Archive for December 2007

Pro-Thaksin party wins plurality in Thai elections; now what?

December 26, 2007

The long-awaited elections in Thailand to elect a new post-coup government have taken place, with the People’s Power Party, affiliated in all but name with Thaksin, making an impressive showing. The PPP won 232 of 480 seats and is presently seeking to form a government in coalition with smaller parties.

Assuming that effort eventually succeeds, the next question is how Thaksin will fare under the new government. He still insists he is retired from politics (but here’s a skeptical take on that claim),  but his informal (or semi-formal) influence will still be very substantial in a PPP-led government, in all likelihood. The big questions as I see it are as follows:

1. What will happen to the court cases against Thaksin, which the Democrat Party still wants to see prosecuted in full?

2. Is Thaksin really capable of returning to Thailand and (after the initial splash of publicity) keeping a low profile, refraining from over-obvious political activity?

3. What are Thaksin’s long-term aims? Does he simply want to get his name cleared, his money unfrozen, and his ability to business restored? Is he happy to see out his days as a patron of sport?

4. If he does clear his name and get his money back, will he maintain continued interest in owning Manchester City? (The guess here is yes, for the time being.)

5. Will the investigation into the 2003 war on drugs initiated by the military government proceed under the new government, or simply be pushed to the background?

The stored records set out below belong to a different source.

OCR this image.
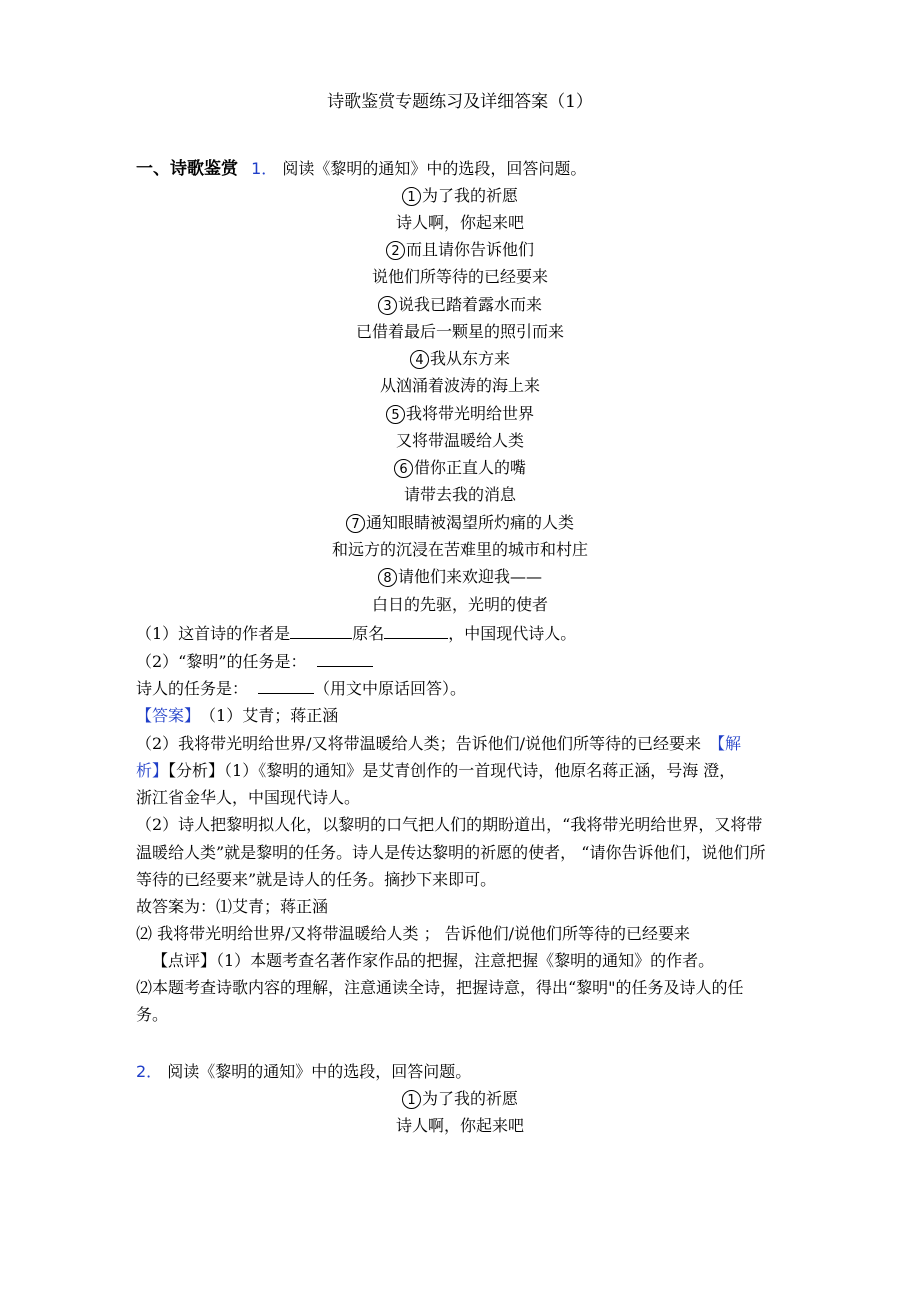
诗歌鉴赏专题练习及详细答案（1）
一、诗歌鉴赏 1． 阅读《黎明的通知》中的选段，回答问题。
1 为了我的祈愿
诗人啊，你起来吧
2 而且请你告诉他们
说他们所等待的已经要来
3 说我已踏着露水而来
已借着最后一颗星的照引而来
4 我从东方来
从汹涌着波涛的海上来
5 我将带光明给世界
又将带温暖给人类
6 借你正直人的嘴
请带去我的消息
7 通知眼睛被渴望所灼痛的人类
和远方的沉浸在苦难里的城市和村庄
8 请他们来欢迎我——
白日的先驱，光明的使者
（1）这首诗的作者是	原名	，中国现代诗人。
（2）“黎明”的任务是：
诗人的任务是：	（用文中原话回答）。
【答案】 （1）艾青；蒋正涵
（2）我将带光明给世界/又将带温暖给人类；告诉他们/说他们所等待的已经要来 【解
析】【分析】（1）《黎明的通知》是艾青创作的一首现代诗，他原名蒋正涵，号海 澄，
浙江省金华人，中国现代诗人。
（2）诗人把黎明拟人化，以黎明的口气把人们的期盼道出，“我将带光明给世界，又将带
温暖给人类”就是黎明的任务。诗人是传达黎明的祈愿的使者， “请你告诉他们，说他们所
等待的已经要来”就是诗人的任务。摘抄下来即可。
故答案为：⑴艾青；蒋正涵
⑵ 我将带光明给世界/又将带温暖给人类 ； 告诉他们/说他们所等待的已经要来
【点评】（1）本题考查名著作家作品的把握，注意把握《黎明的通知》的作者。
⑵本题考查诗歌内容的理解，注意通读全诗，把握诗意，得出“黎明"的任务及诗人的任
务。
2． 阅读《黎明的通知》中的选段，回答问题。
1 为了我的祈愿
诗人啊，你起来吧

Based on my reading of the Thai press post-election coverage (there are far too many articles and analyses out there to link here, but follow the standing links on the right to see what is being said), it seems that even anti-Thaksin folks can accept his return to Thailand as simply a private citizen, while even pro-Thaksin folks in the PPP believe he must stay out of politics for the foreseeable future, both for his own sake and to avoid endangering a still-fragile recovery from the coup.

Personally, I’m not displeased to see the PPP do well in the election; I’ve never denied that the PPP/TRT does a better job than any other large-scale Thai party of representing the interests of the Thai majority. What was problematic about Thaksin’s rule was not his strong support among the rural poor or the efforts his government made to address their needs, but the abuses of executive power that also characterized his rule, as well as the ultimately destructive political polarization Thaksin provoked. A PPP-led government that managed to attend to the needs of the poor while avoiding executive overreach and minimizing unnecessary antagonism of other sectors of society seems to me like the best achievable outcome at this stage of Thai history.